La luzerne comme culture d’avenir

Luzerne

Christian Huyghe de l’IRAE s’est attaché à traiter l’enjeu de la demande locale et internationale de protéines végétales.

La deuxième édition du Symposium Luzerne s’est déroulée au Capitole de Châlons-en-Champagne, multipliant par trois le nombres de ses visiteurs, de 450 en 2017 à plus de 1 200 cette année. À la tribune, les experts se sont succédé pour parler de cette plante d’avenir.

Le symposium devait débuter par une intervention du ministre de l’Agriculture, Didier Guillaume. Mais « faute à un agenda trop chargé », ce dernier ne s’est pas rendu à la rencontre des agriculteurs présents sur place. C’est dommage, car ces derniers auraient bien aimé connaître la position du gouvernement sur ce mode de culture prometteur, dans un contexte où les éleveurs et cultivateurs sont victimes d’agri-bashing et où le métier est appelé à se réinventer dans ses pratiques, aussi bien dans l’utilisation de produits phytosanitaires que dans sa production d’éléments carbonés. Las. C’est l’économiste optimiste Philippe Dessertine qui est venu remonter le moral des troupes avec une conférence sur le modèle agricole français.

« La France est la première puissance agricole européenne avec une production estimée à 75 milliards d’euros en 2019. L’agro-alimentaire pèse 185 milliards d’euros en France, c’est le deuxième secteur de l’économie, juste derrière la Finance », assène d’entrée de jeu l’économiste. « Le rôle de l’agriculture est capital et stratégique car il nourrit les gens. » Le problème pour Philippe Dessertine ? L’image. « L’agriculture est vue encore comme au 19e siècle.
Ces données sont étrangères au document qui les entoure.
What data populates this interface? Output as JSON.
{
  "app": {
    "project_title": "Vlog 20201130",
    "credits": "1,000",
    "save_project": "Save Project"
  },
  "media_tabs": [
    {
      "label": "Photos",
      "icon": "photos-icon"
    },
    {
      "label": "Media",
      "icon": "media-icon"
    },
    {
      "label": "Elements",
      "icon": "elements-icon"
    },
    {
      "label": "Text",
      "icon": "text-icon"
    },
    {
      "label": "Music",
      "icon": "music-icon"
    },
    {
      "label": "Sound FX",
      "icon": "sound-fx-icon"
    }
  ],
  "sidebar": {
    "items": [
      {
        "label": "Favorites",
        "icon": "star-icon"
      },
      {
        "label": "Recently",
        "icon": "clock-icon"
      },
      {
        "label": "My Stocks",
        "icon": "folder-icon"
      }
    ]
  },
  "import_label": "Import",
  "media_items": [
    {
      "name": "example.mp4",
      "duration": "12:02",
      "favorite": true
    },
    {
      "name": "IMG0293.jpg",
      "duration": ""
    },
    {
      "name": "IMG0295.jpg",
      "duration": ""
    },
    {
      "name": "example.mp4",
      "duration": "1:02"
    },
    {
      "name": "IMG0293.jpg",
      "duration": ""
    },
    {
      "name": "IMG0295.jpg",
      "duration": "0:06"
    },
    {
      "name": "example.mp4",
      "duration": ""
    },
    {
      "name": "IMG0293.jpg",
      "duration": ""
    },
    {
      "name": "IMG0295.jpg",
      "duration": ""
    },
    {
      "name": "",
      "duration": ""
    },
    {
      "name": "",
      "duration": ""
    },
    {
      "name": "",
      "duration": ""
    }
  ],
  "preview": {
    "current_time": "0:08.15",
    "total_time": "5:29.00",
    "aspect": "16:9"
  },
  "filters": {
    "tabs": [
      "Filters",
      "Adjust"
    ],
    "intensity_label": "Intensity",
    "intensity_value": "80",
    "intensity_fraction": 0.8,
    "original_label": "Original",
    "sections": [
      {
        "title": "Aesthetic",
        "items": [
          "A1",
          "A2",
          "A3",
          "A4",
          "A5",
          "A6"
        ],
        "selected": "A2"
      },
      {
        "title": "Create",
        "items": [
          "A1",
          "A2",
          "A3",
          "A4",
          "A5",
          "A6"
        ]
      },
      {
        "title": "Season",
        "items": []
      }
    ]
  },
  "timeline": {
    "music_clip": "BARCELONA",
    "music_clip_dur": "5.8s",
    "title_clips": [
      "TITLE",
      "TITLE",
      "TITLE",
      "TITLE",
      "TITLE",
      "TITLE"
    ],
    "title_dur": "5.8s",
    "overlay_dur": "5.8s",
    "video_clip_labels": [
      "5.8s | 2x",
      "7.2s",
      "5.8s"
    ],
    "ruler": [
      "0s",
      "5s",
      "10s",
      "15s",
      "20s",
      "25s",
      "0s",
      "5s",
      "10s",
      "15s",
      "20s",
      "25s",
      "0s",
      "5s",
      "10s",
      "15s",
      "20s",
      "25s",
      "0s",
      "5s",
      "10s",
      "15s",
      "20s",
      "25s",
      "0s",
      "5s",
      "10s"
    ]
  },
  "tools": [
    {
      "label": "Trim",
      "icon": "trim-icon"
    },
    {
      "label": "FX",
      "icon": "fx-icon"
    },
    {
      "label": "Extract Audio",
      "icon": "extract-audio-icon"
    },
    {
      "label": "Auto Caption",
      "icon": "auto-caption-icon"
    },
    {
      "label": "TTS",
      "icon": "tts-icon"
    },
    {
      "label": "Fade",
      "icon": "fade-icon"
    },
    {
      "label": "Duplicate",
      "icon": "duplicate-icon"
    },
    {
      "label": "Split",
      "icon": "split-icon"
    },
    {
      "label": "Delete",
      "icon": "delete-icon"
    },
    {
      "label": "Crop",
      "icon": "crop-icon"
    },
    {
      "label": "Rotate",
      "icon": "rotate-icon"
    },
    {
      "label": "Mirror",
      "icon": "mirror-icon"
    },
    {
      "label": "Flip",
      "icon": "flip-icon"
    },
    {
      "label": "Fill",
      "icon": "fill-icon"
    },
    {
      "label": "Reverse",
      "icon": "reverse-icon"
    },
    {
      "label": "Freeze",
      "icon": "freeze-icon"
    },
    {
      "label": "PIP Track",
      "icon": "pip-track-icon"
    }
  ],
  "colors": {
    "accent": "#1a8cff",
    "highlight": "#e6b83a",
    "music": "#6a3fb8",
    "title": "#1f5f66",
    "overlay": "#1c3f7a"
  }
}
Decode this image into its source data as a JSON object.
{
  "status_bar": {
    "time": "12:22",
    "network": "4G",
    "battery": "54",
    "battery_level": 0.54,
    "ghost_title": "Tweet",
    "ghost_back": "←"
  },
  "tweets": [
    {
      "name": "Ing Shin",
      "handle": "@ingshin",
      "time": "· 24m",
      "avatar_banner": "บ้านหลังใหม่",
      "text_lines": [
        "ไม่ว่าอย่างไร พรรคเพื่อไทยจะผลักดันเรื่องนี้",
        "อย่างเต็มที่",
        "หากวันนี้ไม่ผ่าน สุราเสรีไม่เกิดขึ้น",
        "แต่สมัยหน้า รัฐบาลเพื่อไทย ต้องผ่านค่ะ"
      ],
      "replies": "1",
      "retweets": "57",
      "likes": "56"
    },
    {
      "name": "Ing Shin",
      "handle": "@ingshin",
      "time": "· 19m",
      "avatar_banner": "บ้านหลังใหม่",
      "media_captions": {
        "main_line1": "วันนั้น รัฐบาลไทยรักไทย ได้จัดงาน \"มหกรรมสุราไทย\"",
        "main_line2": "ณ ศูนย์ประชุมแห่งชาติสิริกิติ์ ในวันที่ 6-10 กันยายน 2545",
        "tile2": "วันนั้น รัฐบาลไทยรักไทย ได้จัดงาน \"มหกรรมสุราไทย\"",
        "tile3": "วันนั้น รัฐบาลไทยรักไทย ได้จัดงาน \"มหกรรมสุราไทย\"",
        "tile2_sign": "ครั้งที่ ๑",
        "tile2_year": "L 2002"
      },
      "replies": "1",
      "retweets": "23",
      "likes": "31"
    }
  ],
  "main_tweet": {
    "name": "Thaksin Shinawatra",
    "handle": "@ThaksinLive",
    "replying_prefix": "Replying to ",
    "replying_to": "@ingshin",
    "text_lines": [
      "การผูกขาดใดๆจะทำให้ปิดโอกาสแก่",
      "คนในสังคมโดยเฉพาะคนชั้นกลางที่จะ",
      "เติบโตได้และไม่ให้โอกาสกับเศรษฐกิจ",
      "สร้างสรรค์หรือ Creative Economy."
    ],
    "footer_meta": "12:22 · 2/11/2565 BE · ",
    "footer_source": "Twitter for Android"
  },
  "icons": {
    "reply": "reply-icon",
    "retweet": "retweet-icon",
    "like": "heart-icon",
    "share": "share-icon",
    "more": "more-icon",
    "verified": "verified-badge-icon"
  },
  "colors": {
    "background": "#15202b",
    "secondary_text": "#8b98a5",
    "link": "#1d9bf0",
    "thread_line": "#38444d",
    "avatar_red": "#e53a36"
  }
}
La première des reconquêtes doit donc être celle de la communication. » Car le métier d’agriculteur, lui, avance avec son temps. « C’est le premier secteur qui utilise les nouvelles technologies comme les drones, devant l’armée ! » Changer de manière de produire, utiliser des nouvelles techniques mais aussi de nouvelles cultures, comme la luzerne donc.

4 KG DE PROTÉINES VÉGÉTALES POUR 1 KG DE PROTÉINE ANIMALE

En France, 300 000 hectares (à peine pourrait-on dire) sont cultivés avec de la luzerne contre plus de 6 millions pour le blé. La Champagne-Ardenne en est la première région productrice en France, avec des entreprises comme Luzéal ou Téréos. Or, cette plante fourragère millénaire (découverte en Asie mineure il y a 9 000 ans) présente de nombreux atouts. Les protéines tout d’abord. « La luzerne est la culture qui produit le plus de protéines à l’hectare », indique Christian Huyghe, directeur scientifique agriculture de l’Institut national de la recherche agronomique. « Elle est à la fois une bonne ressource pour s’alimenter mais aussi idéale pour un bon fonctionnement des plantes. » Les animaux la consomment ainsi sous forme de foin ou de granulés, elle représente la partie protéine de leur alimentation tout comme le soja, son principal concurrent aujourd’hui, mais importé. « Il faut 4 kg de protéines végétales pour faire 1 kg de protéine animale », précise le chercheur.

Outre son fort apport protéique, la luzerne est aussi une plante économique à cultiver puisqu’elle a n’a pas besoin d’engrais et en fait une très bonne culture de transition. « C’est ce que l’on nomme la fixation symbiotique de l’azote de l’air. » Elle joue par ailleurs un rôle épurateur des sols trop chargés en nitrates grâce à ses racines qui s’enfoncent très profondément et qui nettoient les sols. « Il faut apprendre à intégrer la valeur environnementale d’un produit », explique Christian Huygue pour qui un des leviers de changement de modèle est d’optimiser les rations alimentaires animales tout comme augmenter la part des légumineuses dans les cultures agricoles.

Et si la luzerne est cultivée pour deux ou trois ans et nécessite d’être coupée quatre fois par an, une partie de la récolte est déshydratée, c’est à dire séchée dans des fours pour conserver toutes ses qualités durant plusieurs mois. La luzerne participe ainsi à une agriculture durable et à la biodiversité.